Appeal from a judgment of the Ontario County Court (William F. Kocher, J.), rendered July 15, 2009.
Appellate Division, Fourth Department
Published by New York State Law Reporting Bureau pursuant to Judiciary Law § 431.
This opinion is uncorrected and subject to revision before publication in the Official Reports.
Decided on April 29, 2011
PRESENT: SCUDDER, P.J., SMITH, LINDLEY, GREEN, AND GORSKI, JJ.
The judgment convicted defendant, upon her plea of guilty, of criminal sale of a controlled substance in the fifth degree (two counts).
It is hereby ORDERED that the judgment so appealed from is unanimously affirmed.

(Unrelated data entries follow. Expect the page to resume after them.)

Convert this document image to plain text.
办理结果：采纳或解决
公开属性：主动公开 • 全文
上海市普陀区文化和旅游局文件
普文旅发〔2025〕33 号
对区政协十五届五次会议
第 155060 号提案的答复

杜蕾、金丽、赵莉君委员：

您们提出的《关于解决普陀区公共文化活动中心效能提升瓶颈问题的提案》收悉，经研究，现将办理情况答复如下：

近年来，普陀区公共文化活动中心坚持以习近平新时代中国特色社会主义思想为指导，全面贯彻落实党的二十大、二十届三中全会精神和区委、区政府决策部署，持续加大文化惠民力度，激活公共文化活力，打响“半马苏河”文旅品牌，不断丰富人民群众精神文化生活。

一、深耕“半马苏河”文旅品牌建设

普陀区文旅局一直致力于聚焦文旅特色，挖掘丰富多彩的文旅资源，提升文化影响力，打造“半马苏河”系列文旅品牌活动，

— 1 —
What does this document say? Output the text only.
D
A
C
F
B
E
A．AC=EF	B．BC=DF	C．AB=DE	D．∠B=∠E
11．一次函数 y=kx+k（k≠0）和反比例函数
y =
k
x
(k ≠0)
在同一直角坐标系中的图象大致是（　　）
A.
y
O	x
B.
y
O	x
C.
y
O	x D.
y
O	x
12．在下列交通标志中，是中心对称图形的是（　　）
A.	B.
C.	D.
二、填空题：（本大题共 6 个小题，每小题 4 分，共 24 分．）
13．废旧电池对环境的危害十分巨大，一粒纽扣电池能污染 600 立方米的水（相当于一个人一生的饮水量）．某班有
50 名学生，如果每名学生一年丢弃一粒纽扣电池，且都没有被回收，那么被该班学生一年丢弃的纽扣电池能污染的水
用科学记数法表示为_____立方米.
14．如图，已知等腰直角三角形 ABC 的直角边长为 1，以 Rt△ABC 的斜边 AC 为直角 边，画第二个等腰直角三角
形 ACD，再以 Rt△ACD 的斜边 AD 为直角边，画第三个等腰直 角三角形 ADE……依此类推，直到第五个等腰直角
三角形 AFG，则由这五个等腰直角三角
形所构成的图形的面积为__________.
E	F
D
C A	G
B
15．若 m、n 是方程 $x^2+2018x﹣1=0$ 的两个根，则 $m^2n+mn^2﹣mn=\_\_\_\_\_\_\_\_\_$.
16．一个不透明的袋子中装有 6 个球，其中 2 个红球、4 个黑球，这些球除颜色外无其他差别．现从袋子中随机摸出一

On appeal from a judgment convicting her upon her plea of guilty of two counts of criminal sale of a controlled substance in the fifth degree (Penal Law § 220.31), defendant contends that her monosyllabic responses to County Court's questions cast doubt upon the voluntariness of her plea. She further contends that the court failed to ascertain whether she knowingly and unlawfully sold a controlled substance and that, because she did not recite the elements of the offenses, there was no assurance that she understood the nature of the charges to which she was pleading guilty. Those contentions are actually challenges to the factual sufficiency of the plea allocution, and defendant failed to preserve her contentions for our review by moving to withdraw the plea or to vacate the judgment of conviction (see People v Lopez, 71 NY2d 662, 665; People v Jamison, 71 AD3d 1435, 1436, lv denied 14 NY3d 888; People v Bailey, 49 AD3d 1258, lv denied 10 NY3d 932). Contrary to defendant's further contention, this case does not fall within the narrow exception to the preservation requirement set forth in Lopez (71 NY2d at 666). Finally, the sentence is not unduly harsh or severe.